State senator Dave Aronberg, who represents part of South Florida and is sponsoring anti-pill-mill legislation, acknowledged that money is an unsolved matter. "There are grants to get it going. Then we have to figure out a recurring funding mechanism," he says. Action must be taken, he says, because anyone can end up ensnared by addiction, given how easy it is to get pills. "I get all these stories — people telling me about their brother dying, their sister dying," he says. "These are heads of families who end up in a terrible situation because of a workplace injury." But it's like walking a tightrope, he adds: "It's a delicate balance here. You want to stop the pill mills. At the same time, you don't want to stop legitimate patients from getting pain management."

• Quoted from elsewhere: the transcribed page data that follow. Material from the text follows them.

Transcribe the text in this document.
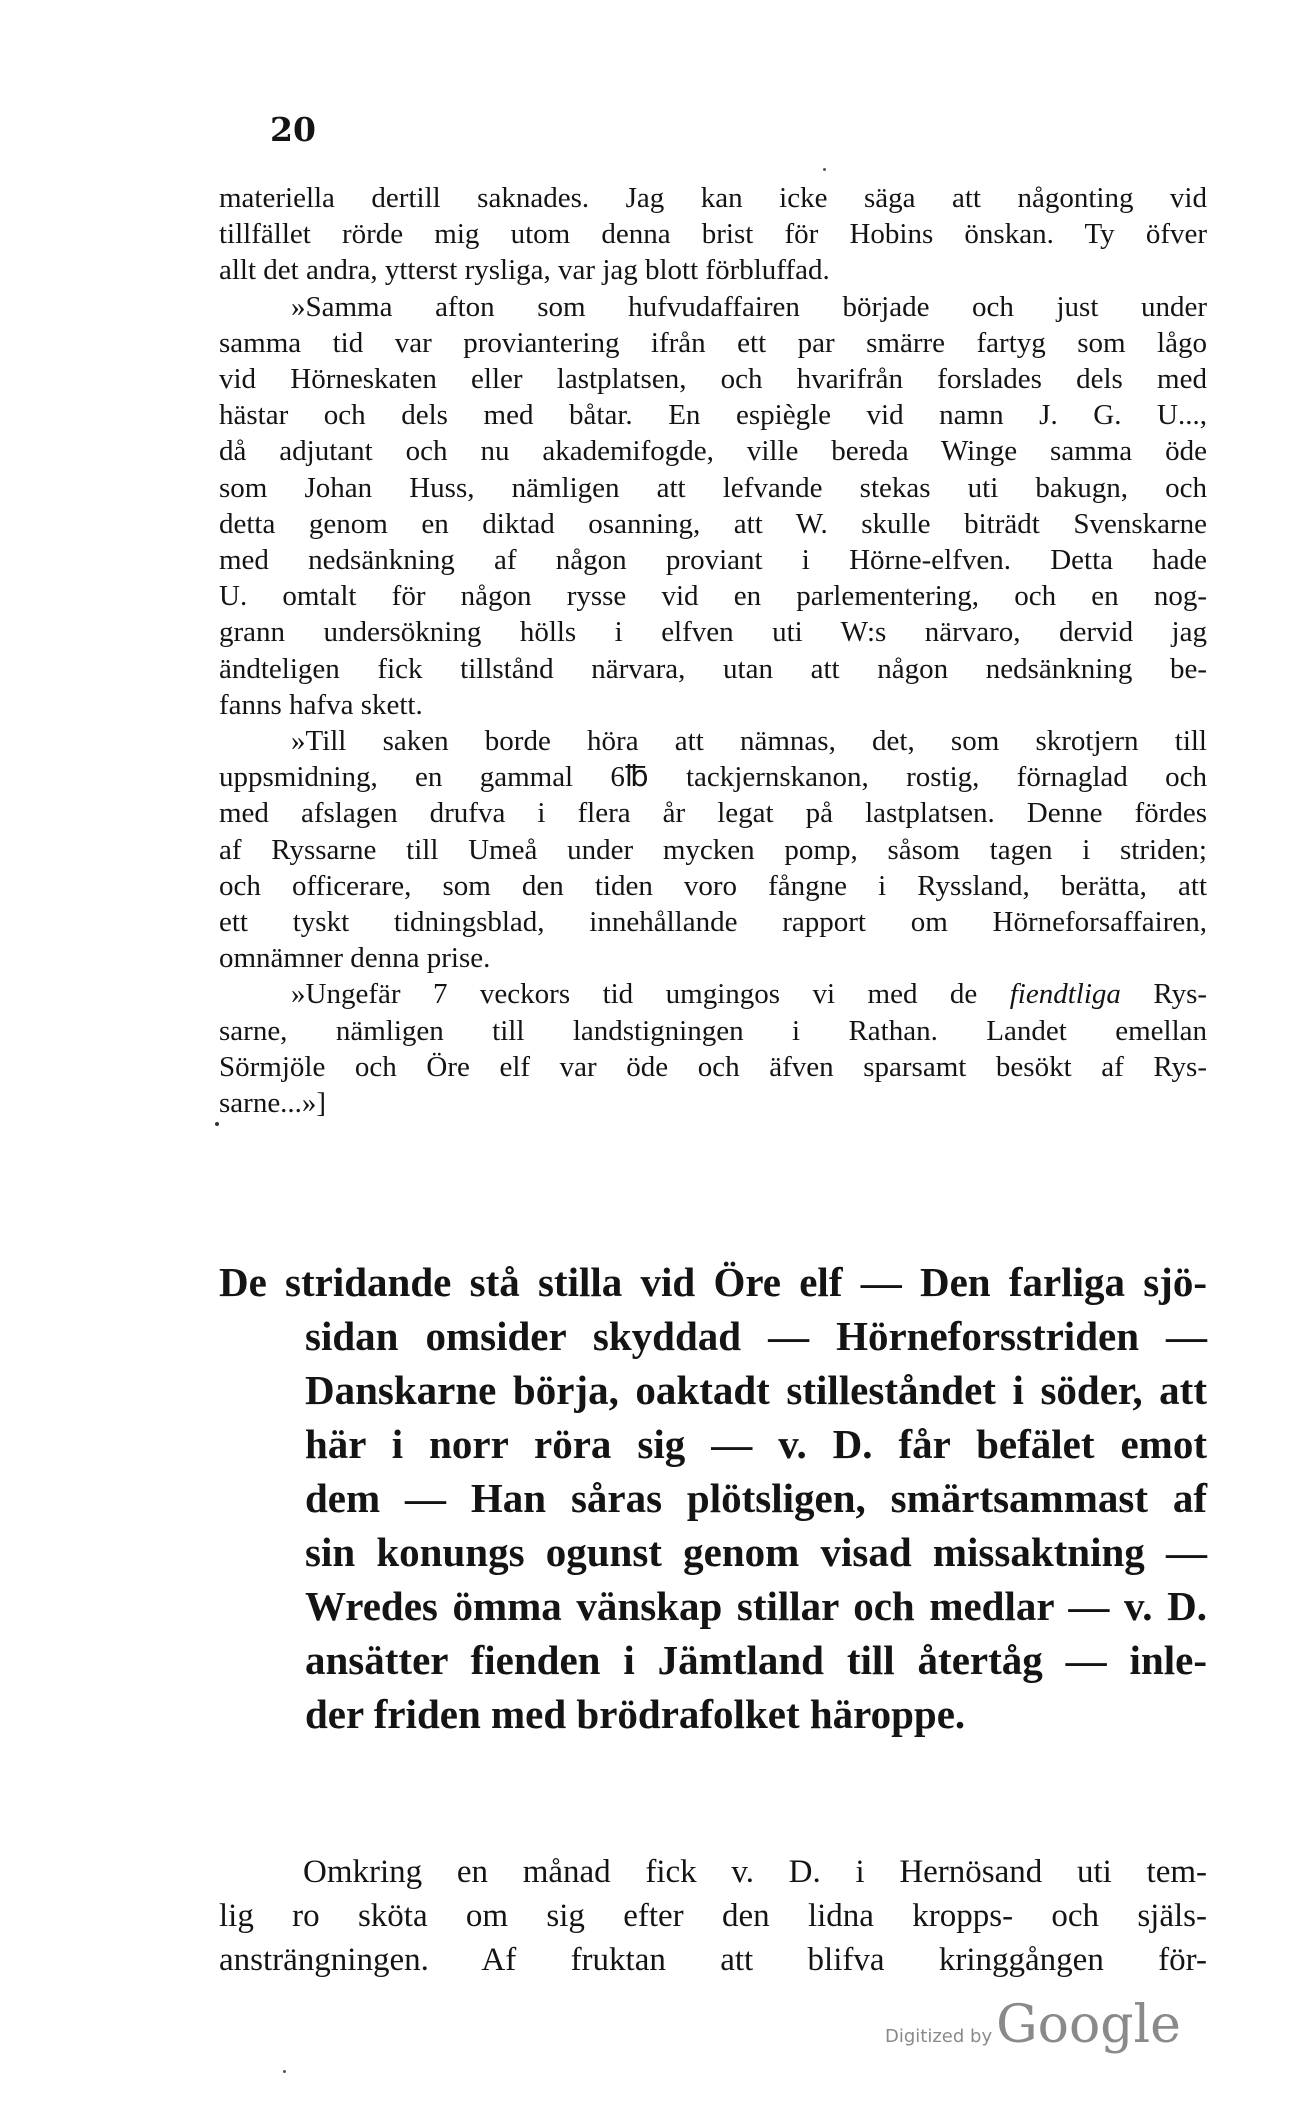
20
materiella dertill saknades. Jag kan icke säga att någonting vid
tillfället rörde mig utom denna brist för Hobins önskan. Ty öfver
allt det andra, ytterst rysliga, var jag blott förbluffad.
»Samma afton som hufvudaffairen började och just under
samma tid var proviantering ifrån ett par smärre fartyg som lågo
vid Hörneskaten eller lastplatsen, och hvarifrån forslades dels med
hästar och dels med båtar. En espiègle vid namn J. G. U...,
då adjutant och nu akademifogde, ville bereda Winge samma öde
som Johan Huss, nämligen att lefvande stekas uti bakugn, och
detta genom en diktad osanning, att W. skulle biträdt Svenskarne
med nedsänkning af någon proviant i Hörne-elfven. Detta hade
U. omtalt för någon rysse vid en parlementering, och en nog-
grann undersökning hölls i elfven uti W:s närvaro, dervid jag
ändteligen fick tillstånd närvara, utan att någon nedsänkning be-
fanns hafva skett.
»Till saken borde höra att nämnas, det, som skrotjern till
uppsmidning, en gammal 6℔ tackjernskanon, rostig, förnaglad och
med afslagen drufva i flera år legat på lastplatsen. Denne fördes
af Ryssarne till Umeå under mycken pomp, såsom tagen i striden;
och officerare, som den tiden voro fångne i Ryssland, berätta, att
ett tyskt tidningsblad, innehållande rapport om Hörneforsaffairen,
omnämner denna prise.
»Ungefär 7 veckors tid umgingos vi med de fiendtliga Rys-
sarne, nämligen till landstigningen i Rathan. Landet emellan
Sörmjöle och Öre elf var öde och äfven sparsamt besökt af Rys-
sarne...»]
De stridande stå stilla vid Öre elf — Den farliga sjö-
sidan omsider skyddad — Hörneforsstriden —
Danskarne börja, oaktadt stilleståndet i söder, att
här i norr röra sig — v. D. får befälet emot
dem — Han såras plötsligen, smärtsammast af
sin konungs ogunst genom visad missaktning —
Wredes ömma vänskap stillar och medlar — v. D.
ansätter fienden i Jämtland till återtåg — inle-
der friden med brödrafolket häroppe.
Omkring en månad fick v. D. i Hernösand uti tem-
lig ro sköta om sig efter den lidna kropps- och själs-
ansträngningen. Af fruktan att blifva kringgången för-
Digitized byGoogle
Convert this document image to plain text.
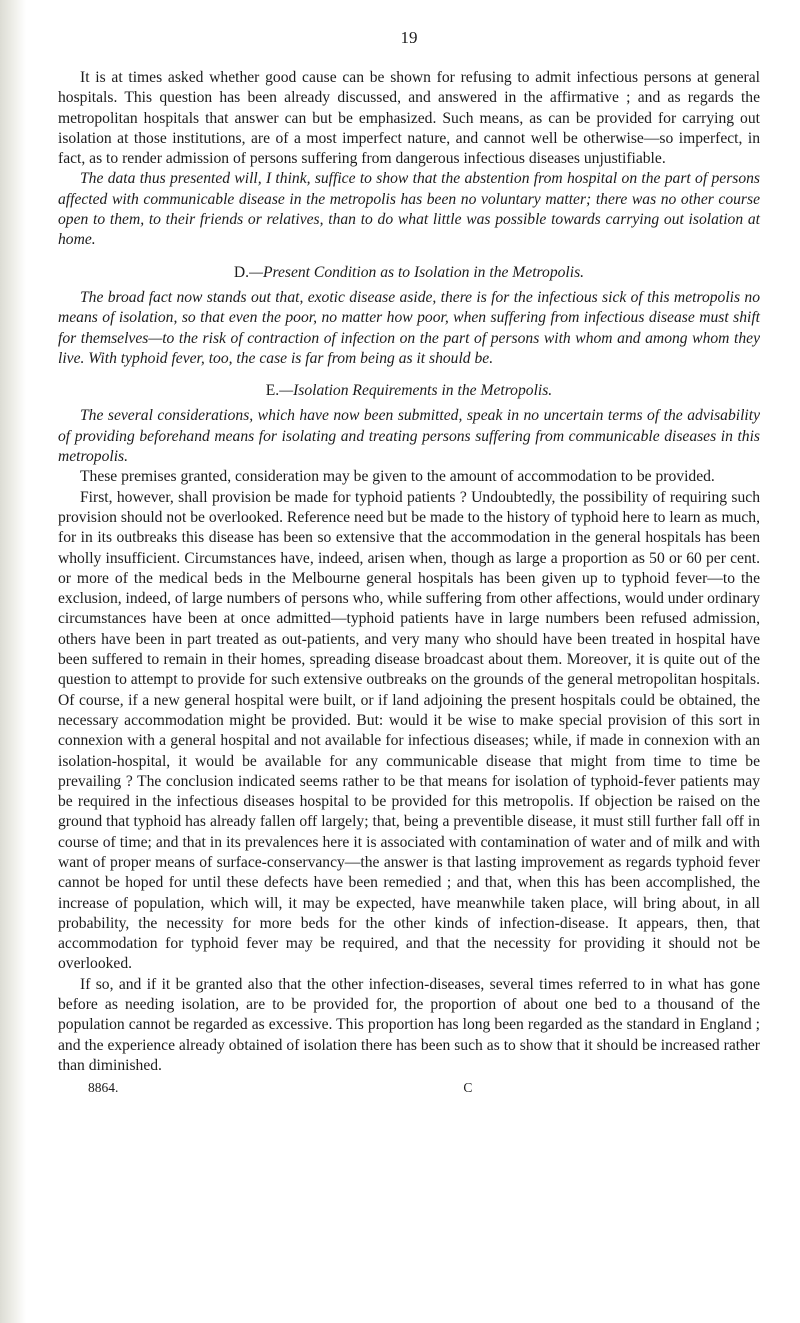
19

It is at times asked whether good cause can be shown for refusing to admit infectious persons at general hospitals. This question has been already discussed, and answered in the affirmative ; and as regards the metropolitan hospitals that answer can but be emphasized. Such means, as can be provided for carrying out isolation at those institutions, are of a most imperfect nature, and cannot well be otherwise—so imperfect, in fact, as to render admission of persons suffering from dangerous infectious diseases unjustifiable.

The data thus presented will, I think, suffice to show that the abstention from hospital on the part of persons affected with communicable disease in the metropolis has been no voluntary matter; there was no other course open to them, to their friends or relatives, than to do what little was possible towards carrying out isolation at home.

D.—Present Condition as to Isolation in the Metropolis.

The broad fact now stands out that, exotic disease aside, there is for the infectious sick of this metropolis no means of isolation, so that even the poor, no matter how poor, when suffering from infectious disease must shift for themselves—to the risk of contraction of infection on the part of persons with whom and among whom they live. With typhoid fever, too, the case is far from being as it should be.

E.—Isolation Requirements in the Metropolis.

The several considerations, which have now been submitted, speak in no uncertain terms of the advisability of providing beforehand means for isolating and treating persons suffering from communicable diseases in this metropolis.

These premises granted, consideration may be given to the amount of accommodation to be provided.

First, however, shall provision be made for typhoid patients ? Undoubtedly, the possibility of requiring such provision should not be overlooked. Reference need but be made to the history of typhoid here to learn as much, for in its outbreaks this disease has been so extensive that the accommodation in the general hospitals has been wholly insufficient. Circumstances have, indeed, arisen when, though as large a proportion as 50 or 60 per cent. or more of the medical beds in the Melbourne general hospitals has been given up to typhoid fever—to the exclusion, indeed, of large numbers of persons who, while suffering from other affections, would under ordinary circumstances have been at once admitted—typhoid patients have in large numbers been refused admission, others have been in part treated as out-patients, and very many who should have been treated in hospital have been suffered to remain in their homes, spreading disease broadcast about them. Moreover, it is quite out of the question to attempt to provide for such extensive outbreaks on the grounds of the general metropolitan hospitals. Of course, if a new general hospital were built, or if land adjoining the present hospitals could be obtained, the necessary accommodation might be provided. But: would it be wise to make special provision of this sort in connexion with a general hospital and not available for infectious diseases; while, if made in connexion with an isolation-hospital, it would be available for any communicable disease that might from time to time be prevailing ? The conclusion indicated seems rather to be that means for isolation of typhoid-fever patients may be required in the infectious diseases hospital to be provided for this metropolis. If objection be raised on the ground that typhoid has already fallen off largely; that, being a preventible disease, it must still further fall off in course of time; and that in its prevalences here it is associated with contamination of water and of milk and with want of proper means of surface-conservancy—the answer is that lasting improvement as regards typhoid fever cannot be hoped for until these defects have been remedied ; and that, when this has been accomplished, the increase of population, which will, it may be expected, have meanwhile taken place, will bring about, in all probability, the necessity for more beds for the other kinds of infection-disease. It appears, then, that accommodation for typhoid fever may be required, and that the necessity for providing it should not be overlooked.

If so, and if it be granted also that the other infection-diseases, several times referred to in what has gone before as needing isolation, are to be provided for, the proportion of about one bed to a thousand of the population cannot be regarded as excessive. This proportion has long been regarded as the standard in England ; and the experience already obtained of isolation there has been such as to show that it should be increased rather than diminished.

8864.	C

Case in point: a man outside the Broward County clinic who says he makes the 11-hour drive from Tennessee every month just to get his medication. He says he is prescribed medicine for chronic neck pain stemming from a forklift injury but cannot get the medicine he needs anywhere near his home. He won't divulge what he is prescribed. "I'd rather not say, but it's helping me," he says. "I'm not a junkie." The medicine allows him to keep working as an excavator, he says. "They help people that can't get medication that they need," he says. "Thank God there are places like this." Though he agrees that some people take advantage of the clinics, efforts to shut them down are misguided, he says, and pain medication is essential. "It's everybody's constitutional right."